A New Hampshire commission charged with drafting legislation to legalize marijuana through a series of state-run stores heard from a representative of the state attorney general’s office on Thursday who spoke to some of the legal considerations that could arise from the unique model.

Myles Matteson, a senior assistant attorney general who heads the office’s criminal justice bureau, told the commission that while no state-level cannabis regulatory regime is completely free from liability, New Hampshire’s decision to chart an entirely new course could attract additional scrutiny in the form of both federal criminal prosecution and civil lawsuits.

“The uniqueness of any particular regime or structure may attract some of those liabilities,” Matteson said.

“The probability or extent of those liabilities is unknown to the attorney general’s office,” he added, but “any state-controlled or state-managed system certainly creates liabilities. There’s no doubt about that.”

Matteson is one of 19 members of the state Commission to Study With the Purpose of Proposing Legislation, State-Controlled Sales of Cannabis and Cannabis Products, which was created through legislation in August. The panel’s job is to consider cannabis legalization’s possible impacts on New Hampshire and craft recommended legislation by December 1. Lawmakers would then take up the bill in the coming 2024 session.

While the panel was formed to consider state-run stores, last month members turned to consideration of an alternative, franchise-style model, under which stores would be privately owned but overseen by the state government. Officials have likened the model to McDonalds and Dunkin’ Donuts.
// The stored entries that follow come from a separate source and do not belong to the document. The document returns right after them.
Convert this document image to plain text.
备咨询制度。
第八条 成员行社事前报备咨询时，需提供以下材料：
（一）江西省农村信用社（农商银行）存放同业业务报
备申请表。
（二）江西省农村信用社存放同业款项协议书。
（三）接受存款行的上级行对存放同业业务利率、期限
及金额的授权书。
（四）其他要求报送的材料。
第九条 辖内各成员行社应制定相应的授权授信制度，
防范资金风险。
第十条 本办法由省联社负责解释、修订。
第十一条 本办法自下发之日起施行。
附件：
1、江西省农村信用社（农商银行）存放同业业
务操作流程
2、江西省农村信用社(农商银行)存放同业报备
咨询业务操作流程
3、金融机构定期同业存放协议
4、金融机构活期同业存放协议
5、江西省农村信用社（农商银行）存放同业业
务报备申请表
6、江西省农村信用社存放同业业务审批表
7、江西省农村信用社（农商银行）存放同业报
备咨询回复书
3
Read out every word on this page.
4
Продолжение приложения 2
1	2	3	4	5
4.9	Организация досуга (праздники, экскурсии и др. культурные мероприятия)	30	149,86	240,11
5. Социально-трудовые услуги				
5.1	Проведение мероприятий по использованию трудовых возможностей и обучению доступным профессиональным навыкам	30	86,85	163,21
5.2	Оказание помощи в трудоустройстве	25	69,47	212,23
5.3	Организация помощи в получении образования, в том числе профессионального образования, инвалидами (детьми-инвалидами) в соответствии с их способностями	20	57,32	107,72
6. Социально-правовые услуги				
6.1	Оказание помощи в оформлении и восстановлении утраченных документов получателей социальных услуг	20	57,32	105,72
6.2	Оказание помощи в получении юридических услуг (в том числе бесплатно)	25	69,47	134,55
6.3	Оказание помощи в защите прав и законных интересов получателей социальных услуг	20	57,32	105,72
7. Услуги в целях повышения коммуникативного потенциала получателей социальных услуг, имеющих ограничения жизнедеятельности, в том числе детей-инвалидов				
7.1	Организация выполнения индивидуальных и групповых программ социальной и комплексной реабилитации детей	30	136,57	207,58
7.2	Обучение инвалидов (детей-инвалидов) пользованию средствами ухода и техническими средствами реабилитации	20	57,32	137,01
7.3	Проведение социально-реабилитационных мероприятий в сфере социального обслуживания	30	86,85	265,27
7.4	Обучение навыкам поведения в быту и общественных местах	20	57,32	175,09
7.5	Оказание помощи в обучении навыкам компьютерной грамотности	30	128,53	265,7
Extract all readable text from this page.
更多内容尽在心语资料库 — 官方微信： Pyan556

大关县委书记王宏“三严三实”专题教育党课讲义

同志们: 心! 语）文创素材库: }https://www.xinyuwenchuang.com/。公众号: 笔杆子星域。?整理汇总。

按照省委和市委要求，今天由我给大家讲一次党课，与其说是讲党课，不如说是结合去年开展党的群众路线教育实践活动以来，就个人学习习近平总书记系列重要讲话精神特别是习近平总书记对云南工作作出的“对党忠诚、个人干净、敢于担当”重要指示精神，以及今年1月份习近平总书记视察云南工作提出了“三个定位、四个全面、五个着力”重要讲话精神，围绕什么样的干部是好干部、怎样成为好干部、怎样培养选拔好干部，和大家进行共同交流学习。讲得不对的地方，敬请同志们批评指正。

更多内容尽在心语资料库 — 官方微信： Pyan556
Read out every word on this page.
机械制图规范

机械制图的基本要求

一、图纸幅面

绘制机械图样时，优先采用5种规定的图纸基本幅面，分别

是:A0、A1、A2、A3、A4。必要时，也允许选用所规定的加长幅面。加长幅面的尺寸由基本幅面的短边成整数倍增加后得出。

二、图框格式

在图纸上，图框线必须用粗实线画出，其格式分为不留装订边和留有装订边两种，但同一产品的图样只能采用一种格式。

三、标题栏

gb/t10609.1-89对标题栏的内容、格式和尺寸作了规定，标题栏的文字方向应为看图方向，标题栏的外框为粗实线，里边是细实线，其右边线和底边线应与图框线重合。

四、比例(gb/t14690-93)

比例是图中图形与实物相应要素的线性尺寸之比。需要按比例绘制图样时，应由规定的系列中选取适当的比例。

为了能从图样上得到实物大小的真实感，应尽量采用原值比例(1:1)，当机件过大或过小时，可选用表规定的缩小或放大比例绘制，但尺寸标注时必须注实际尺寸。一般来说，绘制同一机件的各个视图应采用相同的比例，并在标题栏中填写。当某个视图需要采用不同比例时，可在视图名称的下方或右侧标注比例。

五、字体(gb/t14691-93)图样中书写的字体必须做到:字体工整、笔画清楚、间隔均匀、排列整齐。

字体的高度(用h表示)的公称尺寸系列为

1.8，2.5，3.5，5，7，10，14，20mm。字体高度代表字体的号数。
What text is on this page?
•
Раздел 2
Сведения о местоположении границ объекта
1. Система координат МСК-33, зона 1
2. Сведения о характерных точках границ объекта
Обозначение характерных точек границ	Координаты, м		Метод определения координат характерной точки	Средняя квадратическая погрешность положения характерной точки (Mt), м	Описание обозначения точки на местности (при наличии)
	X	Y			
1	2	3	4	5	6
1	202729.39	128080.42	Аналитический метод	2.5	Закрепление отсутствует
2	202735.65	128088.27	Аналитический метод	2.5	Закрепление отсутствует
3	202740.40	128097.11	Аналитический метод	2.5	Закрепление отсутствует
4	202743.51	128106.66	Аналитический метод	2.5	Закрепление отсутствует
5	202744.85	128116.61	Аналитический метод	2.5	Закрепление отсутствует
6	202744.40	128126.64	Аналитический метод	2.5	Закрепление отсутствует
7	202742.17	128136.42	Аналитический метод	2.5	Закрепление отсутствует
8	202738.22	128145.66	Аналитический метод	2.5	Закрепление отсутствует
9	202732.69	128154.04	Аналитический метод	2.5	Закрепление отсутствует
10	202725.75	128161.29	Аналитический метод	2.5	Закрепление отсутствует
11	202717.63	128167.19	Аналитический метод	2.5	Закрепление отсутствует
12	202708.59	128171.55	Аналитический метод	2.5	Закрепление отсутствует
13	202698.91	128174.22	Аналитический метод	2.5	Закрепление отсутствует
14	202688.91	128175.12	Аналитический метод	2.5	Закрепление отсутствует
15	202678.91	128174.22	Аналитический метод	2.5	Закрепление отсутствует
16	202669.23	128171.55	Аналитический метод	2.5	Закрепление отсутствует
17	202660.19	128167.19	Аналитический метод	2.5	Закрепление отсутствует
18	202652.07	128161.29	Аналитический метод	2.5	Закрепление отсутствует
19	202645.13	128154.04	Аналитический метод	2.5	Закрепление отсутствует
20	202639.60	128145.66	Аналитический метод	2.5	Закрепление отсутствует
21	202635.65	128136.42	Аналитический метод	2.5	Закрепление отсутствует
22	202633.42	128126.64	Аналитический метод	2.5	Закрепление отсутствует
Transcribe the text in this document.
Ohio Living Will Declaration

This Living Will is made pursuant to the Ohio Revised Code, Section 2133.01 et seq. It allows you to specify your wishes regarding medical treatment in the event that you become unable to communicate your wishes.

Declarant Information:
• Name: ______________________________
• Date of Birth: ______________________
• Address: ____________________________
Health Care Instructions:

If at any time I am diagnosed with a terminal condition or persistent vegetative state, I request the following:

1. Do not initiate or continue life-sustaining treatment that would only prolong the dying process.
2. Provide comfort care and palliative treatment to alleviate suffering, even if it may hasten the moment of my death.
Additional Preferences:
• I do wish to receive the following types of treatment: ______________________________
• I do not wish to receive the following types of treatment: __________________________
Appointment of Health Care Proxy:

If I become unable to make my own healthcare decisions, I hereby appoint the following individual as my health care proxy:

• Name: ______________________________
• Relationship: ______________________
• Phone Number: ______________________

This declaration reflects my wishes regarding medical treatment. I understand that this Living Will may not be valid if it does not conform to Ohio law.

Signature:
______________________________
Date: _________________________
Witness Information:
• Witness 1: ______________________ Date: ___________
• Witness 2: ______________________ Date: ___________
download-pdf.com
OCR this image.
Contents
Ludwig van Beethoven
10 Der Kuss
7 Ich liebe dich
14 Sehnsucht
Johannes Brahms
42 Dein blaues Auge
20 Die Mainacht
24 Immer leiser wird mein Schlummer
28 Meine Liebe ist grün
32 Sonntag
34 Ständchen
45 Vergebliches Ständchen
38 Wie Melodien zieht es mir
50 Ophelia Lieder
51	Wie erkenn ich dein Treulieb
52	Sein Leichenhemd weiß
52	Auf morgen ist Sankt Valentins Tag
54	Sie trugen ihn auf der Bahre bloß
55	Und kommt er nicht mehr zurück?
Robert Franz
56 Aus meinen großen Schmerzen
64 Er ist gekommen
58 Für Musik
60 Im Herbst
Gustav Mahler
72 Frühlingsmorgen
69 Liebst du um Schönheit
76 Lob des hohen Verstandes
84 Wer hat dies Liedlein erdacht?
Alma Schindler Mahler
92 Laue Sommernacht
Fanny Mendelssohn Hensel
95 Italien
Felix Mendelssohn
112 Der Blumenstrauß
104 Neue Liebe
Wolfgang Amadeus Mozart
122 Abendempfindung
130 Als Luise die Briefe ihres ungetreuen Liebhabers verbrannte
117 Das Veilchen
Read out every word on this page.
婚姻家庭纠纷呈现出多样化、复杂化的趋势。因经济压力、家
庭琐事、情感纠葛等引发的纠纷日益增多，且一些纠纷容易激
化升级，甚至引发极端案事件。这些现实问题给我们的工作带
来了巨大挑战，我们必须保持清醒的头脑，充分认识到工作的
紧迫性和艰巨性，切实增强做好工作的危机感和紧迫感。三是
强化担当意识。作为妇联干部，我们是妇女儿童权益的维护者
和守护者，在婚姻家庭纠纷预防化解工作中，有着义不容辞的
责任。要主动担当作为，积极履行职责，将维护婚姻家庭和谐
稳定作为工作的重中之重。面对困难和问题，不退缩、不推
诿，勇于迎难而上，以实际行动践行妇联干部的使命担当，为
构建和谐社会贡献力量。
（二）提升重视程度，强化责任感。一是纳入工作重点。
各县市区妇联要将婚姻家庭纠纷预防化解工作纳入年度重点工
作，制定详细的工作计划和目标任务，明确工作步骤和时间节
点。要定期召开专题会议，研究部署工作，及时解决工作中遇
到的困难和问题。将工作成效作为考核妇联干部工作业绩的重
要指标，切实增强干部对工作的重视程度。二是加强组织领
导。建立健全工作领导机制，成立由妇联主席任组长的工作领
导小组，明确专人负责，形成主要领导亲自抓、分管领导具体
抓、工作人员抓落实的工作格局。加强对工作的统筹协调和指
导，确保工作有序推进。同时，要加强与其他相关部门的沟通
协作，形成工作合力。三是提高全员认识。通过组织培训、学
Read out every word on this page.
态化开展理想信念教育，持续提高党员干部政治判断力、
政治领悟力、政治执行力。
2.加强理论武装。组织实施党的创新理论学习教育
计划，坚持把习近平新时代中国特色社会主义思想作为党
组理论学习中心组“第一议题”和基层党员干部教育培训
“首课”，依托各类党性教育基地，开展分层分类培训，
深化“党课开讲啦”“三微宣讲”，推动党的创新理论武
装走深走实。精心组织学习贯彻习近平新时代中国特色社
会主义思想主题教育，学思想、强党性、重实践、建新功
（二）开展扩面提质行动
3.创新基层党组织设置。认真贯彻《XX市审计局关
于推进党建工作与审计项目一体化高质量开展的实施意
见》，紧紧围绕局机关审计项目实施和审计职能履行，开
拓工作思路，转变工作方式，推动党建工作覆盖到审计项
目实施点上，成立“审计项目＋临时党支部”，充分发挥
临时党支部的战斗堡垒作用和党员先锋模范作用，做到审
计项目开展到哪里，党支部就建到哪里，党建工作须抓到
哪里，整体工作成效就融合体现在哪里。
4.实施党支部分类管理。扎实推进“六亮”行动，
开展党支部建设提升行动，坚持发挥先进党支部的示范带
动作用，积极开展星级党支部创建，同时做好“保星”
While the goal appears to be a middle ground between state control and private industry, the novel regulatory model raises a number of unexplored questions.

One member of the panel, Rep. Jared Sullivan (D), asked about how such a franchise model would conform with federal law, given that franchises are federally regulated. Matteson admitted he didn’t know the answer offhand, but he acknowledged there could be state–federal conflict problems similar to those that have largely prevented federally regulated banks from working with state-legal cannabis businesses.

“If franchises are generally regulated at the federal level,” Sullivan noted, “then I can see that potentially being a conflict that maybe we haven’t thought about in this committee, and I think that’s something we should probably dig into.”

Other questions from panelists involved how to protect state revenue from potentially being seized by federal law enforcement if the U.S. Department of Justice decided to prosecute New Hampshire, or if a private party tried to sue. Matteson said that while there are ways to limit the state’s exposure, moving forward with the plan would still involve some level of risk.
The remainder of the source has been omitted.